Herpes zoster oticus: A rare clinical entity.

Herpes zoster oticus also known as Ramsay Hunt syndrome is a rare complication of herpes zoster in which reactivation of latent varicella zoster virus infection in the geniculate ganglion causes otalgia, auricular vesicles, and peripheral facial paralysis. Ramsay Hunt syndrome is rare in children and affects both sexes equally. Incidence and clinical severity increases when host immunity is compromised. Because these symptoms do not always present at the onset, this syndrome can be misdiagnosed. Although secondary to Bell's palsy in terms of the cause of acute atraumatic peripheral facial paralysis, Ramsay Hunt syndrome, with incidence ranged from 0.3 to 18%, has a worse prognosis. Herpes zoster oticus accounts for about 12% cases of facial palsy, which is usually unilateral and complete and full recovery occurs in only about 20% of untreated patients.
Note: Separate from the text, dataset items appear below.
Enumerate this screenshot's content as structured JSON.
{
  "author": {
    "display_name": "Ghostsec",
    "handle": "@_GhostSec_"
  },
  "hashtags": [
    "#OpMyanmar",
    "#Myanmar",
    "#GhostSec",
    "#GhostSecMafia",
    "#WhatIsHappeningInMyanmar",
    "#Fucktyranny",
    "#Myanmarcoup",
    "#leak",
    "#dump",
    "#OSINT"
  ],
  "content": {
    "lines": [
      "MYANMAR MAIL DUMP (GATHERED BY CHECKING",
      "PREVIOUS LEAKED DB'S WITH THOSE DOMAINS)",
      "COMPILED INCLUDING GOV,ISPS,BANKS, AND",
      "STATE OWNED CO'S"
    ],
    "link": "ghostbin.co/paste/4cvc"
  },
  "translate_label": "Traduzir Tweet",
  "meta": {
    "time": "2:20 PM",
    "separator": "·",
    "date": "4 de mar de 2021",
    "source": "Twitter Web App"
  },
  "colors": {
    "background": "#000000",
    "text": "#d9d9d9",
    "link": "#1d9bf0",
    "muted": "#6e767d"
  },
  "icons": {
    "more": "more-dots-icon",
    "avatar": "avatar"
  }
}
The most advisable method to treat Ramsay Hunt syndrome is the combination therapy with acyclovir and prednisone but still not promising, and several prerequisites are required for better results. We present a case of 32-year-old man suffering from Ramsay Hunt syndrome with grade V facial palsy treated effectively with rehabilitation program, after the termination of the combination therapy of acyclovir and prednisone.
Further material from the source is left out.